Ter zitting van 16 maart 2006 heeft de deskundige [U] in het bijzijn van het Openbaar Ministerie verklaard dat de kaviaar onder de juiste omstandigheden tot achttien maanden na vangst bewaard kan worden, doch met het risico dat de kwaliteit na twaalf maanden achteruit gaat.

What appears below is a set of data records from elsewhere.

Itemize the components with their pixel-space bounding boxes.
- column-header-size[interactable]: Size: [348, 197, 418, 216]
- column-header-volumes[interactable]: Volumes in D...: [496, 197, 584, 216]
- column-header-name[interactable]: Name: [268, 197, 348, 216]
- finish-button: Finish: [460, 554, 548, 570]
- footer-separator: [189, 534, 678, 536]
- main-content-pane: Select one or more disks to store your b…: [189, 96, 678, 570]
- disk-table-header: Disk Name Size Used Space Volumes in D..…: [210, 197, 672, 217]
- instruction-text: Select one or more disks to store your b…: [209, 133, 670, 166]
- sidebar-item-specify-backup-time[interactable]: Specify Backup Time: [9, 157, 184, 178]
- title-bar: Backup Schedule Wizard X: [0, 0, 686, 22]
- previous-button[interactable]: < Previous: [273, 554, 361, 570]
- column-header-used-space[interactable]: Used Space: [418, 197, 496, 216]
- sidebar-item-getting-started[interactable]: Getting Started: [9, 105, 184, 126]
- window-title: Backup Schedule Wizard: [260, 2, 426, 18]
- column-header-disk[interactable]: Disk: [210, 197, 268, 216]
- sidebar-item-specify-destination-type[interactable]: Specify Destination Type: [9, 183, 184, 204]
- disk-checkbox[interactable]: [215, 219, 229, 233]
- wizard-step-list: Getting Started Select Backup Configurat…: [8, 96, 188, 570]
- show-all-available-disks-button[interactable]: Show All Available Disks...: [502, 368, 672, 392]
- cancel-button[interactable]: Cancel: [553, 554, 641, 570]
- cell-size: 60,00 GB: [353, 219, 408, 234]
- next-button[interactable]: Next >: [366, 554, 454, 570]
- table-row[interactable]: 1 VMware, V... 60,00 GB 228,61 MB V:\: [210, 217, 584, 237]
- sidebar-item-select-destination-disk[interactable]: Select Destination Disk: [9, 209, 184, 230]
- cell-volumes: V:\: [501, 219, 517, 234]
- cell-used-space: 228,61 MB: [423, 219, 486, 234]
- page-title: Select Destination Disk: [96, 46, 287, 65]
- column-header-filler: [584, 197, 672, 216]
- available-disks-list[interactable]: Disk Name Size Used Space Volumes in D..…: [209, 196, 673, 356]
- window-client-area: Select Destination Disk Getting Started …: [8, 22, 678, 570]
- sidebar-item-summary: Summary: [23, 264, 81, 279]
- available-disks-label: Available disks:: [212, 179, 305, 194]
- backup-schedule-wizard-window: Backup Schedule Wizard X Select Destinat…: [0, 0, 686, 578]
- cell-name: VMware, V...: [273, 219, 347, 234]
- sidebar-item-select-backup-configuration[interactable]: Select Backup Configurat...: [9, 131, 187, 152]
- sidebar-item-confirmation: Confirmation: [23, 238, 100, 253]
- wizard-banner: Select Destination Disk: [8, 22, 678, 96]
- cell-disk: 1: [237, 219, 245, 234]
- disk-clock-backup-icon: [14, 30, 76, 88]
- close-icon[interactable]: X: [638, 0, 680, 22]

Volgens de heer [T] voornoemd ontstaan na ongeveer acht tot twaalf maanden zoutkristallen op de kaviaar.
Een en ander wijst er op dat de bewaarder een groot risico van waardeverlies neemt indien hij de kaviaar zelf onder zich blijft houden, zeker bij onder zich houden langer dan een jaar na de vangst.

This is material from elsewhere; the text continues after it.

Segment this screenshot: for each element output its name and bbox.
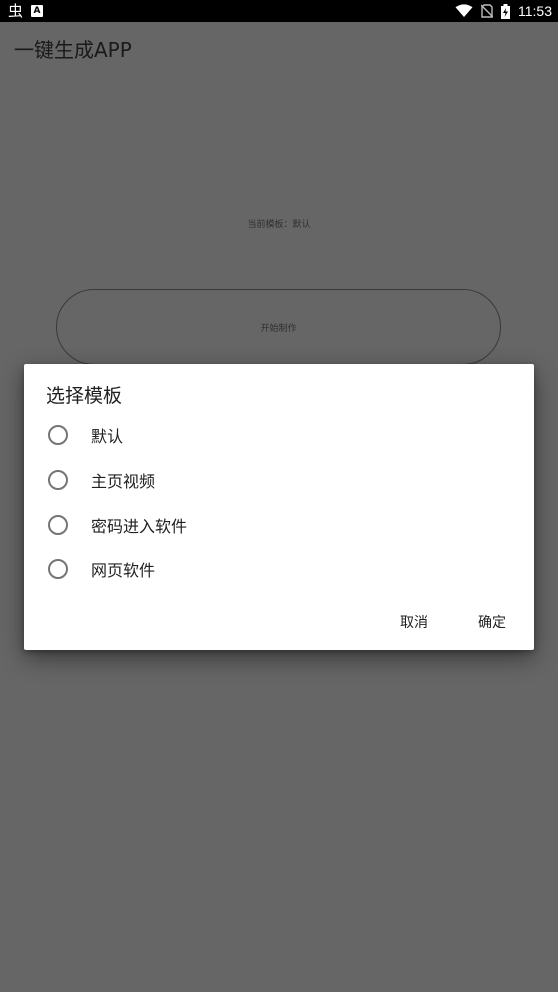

-c- De kaviaar was in beslag genomen wegens mogelijke illegale vangst. Vanuit het CITES-bureau in Kazachstan heeft de heer K. Suleimenov bij brief van 9 november 2005 verklaard dat de exportvergunningen echt zijn en waren afgegeven in overeenstemming met de CITES-Conventie. Dit heeft hij op de terechtzitting van 27 april 2006 in de strafzaak als getuige deskundige bevestigd. De rechtbank overwoog op 11 mei 2006 dat zij geen aanleiding ziet te twijfelen aan de authenticiteit van de vergunningen, dat die niet als nietig kunnen worden beschouwd en dat voldoende melding wordt gemaakt van de informatie die (minimaal) moet worden gegeven. Over de onvolkomenheden ten aanzien van de verpakking overwoog de rechtbank in het strafvonnis van 11 mei 2006 dat deze (telkens) niet wijzen op fraude met illegale kaviaar. Een en ander vormt een sterke aanwijzing dat het om legaal gevangen kaviaar gaat, waarvan de handel (vergezeld van de juiste papieren) geoorloofd is. Gelet hierop hoefde het algemeen belang het Openbaar Ministerie niet langer dringend te weerhouden om de kaviaar door verkoop op de markt te laten zetten.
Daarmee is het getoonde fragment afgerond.